I'm a journalist and I am shocked by the mass hysteria of the people and the media in my country Finland. People are accused publicly and a reasonable talk is impossible. I come to learn here. I hope to write better articles than the media do now.
My country is also small, but with a culture of sober thinking without too
much emotion and a culture of stubborn liberalism and multiculturalism. Also a
culture of hard working - and so I do. I have searched for years to the origins
of my child loving feelings and the origins of the actual pedophobia that
infects also my country now. There's a relative freedom to at least inform
people, by web sites for example. Changes will not come from the public and its
media, but from science. That's the reason I read research and write articles
about it and spread them on congresses like Paris' WAS Congress.
On regional level, I try to help people with pedophilic feelings. I'm quite busy with it. On all levels, I connect people with each other. That's my strength: I am able to communicate with many kinds of people and to connect them with each other.
After the unification of Germany and Berlin, contact in real life and by the Internet was possible. So, we have formed support groups here. There is much discussion within and between the groups here - and sometimes conflict in which I could mediate. I always have loved boys and I have only good memories about it. My wife knows and accepts my feelings.
Not only East Berlin, says the next speaker, but also I have lived in isolation for many years. I acknowledged a part of myself as having pedophilic feelings, maybe because of a very good friendship I have had in my teens, but in adulthood I have thought that I was a pervert. I feared to be a gay, a Schwule, which is an obscenity in German. An accident has changed me: I had to do something with my life. In the meantime, support groups were reachable for us to talk about our feelings. That has helped me very much. BTW, I don't see any violence in the people I know.

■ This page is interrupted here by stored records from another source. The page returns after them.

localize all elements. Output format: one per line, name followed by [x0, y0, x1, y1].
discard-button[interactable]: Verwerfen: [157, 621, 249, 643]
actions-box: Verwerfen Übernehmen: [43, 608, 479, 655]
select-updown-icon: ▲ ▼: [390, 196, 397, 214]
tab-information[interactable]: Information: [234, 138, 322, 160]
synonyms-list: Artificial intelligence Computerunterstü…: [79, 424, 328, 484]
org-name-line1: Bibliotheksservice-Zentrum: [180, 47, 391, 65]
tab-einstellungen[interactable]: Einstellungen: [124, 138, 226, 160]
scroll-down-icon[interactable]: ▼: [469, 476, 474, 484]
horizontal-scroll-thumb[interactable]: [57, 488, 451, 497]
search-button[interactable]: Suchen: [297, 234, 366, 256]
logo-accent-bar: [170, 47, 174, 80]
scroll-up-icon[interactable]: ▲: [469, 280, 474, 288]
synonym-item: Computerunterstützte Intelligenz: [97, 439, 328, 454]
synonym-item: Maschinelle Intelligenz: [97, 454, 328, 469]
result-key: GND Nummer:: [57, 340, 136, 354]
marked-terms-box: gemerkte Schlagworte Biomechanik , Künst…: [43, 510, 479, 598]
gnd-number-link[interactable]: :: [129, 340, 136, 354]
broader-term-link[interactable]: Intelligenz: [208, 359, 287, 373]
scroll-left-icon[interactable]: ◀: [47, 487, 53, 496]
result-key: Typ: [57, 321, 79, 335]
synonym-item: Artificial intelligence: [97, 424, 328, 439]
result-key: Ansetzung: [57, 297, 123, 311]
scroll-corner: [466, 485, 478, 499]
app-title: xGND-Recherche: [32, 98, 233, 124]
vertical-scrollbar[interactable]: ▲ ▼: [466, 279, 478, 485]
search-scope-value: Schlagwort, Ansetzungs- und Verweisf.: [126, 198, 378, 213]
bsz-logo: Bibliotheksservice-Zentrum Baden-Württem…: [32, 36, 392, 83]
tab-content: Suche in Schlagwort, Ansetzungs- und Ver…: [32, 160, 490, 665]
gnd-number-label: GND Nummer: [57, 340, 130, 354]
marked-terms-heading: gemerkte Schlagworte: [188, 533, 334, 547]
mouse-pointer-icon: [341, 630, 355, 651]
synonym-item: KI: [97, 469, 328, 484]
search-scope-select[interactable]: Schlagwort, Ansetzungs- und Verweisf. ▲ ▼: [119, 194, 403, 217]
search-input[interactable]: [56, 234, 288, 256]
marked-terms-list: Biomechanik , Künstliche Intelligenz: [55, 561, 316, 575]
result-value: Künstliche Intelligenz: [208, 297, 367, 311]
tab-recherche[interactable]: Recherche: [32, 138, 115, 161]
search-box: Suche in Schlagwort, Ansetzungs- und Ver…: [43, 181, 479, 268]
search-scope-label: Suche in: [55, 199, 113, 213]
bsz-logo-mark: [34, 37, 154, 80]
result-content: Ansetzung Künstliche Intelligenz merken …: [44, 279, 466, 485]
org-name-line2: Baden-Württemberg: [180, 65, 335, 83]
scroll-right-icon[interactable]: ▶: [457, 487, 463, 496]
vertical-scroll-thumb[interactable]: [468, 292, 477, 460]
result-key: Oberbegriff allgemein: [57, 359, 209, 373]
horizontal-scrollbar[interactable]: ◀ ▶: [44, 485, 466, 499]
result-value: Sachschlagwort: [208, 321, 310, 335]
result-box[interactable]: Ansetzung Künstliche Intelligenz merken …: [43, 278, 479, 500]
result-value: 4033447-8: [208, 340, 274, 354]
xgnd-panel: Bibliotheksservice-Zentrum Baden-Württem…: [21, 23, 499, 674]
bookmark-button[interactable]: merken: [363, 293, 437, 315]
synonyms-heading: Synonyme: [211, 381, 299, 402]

In West Germany, so says the next speaker, we had several groups. Not all have survived, but Ipce does and I want to meet the members. I have many doubts and feel no power.
I do, says the next, psycho-social work and try to understand and help people. I've spoken with many people with pedophilic feelings, many of them with depressions. This talking has changed me: I understand more and I see the political roots of those depressions in society. I want to meet active people and to discuss about those political roots. I have no doubts; I do nothing that's wrong. My strength is my understanding of people.
Yes, says the next, that's also my strength. It's a gift to understand people, but I still have my doubts. I was active already a long time ago. After a pause, I'm again active now in workgroups.
I have also, says the next speaker, my doubts: what to do. I feel that I should write something. For the time being, I have read quite a bit. That's my strength: insights and intelligence. It's a war now, just as it was for the blacks in the USA. I have my doubts for the future of this war; culture with all its disinformation and false ideas.
Yes, says next speaker, I have many doubts about the culture of this country Germany and the Western culture. Many people have problems here and the organization I work for tries to help them from a Christian perspective. My strength are my emotions that are quite strong.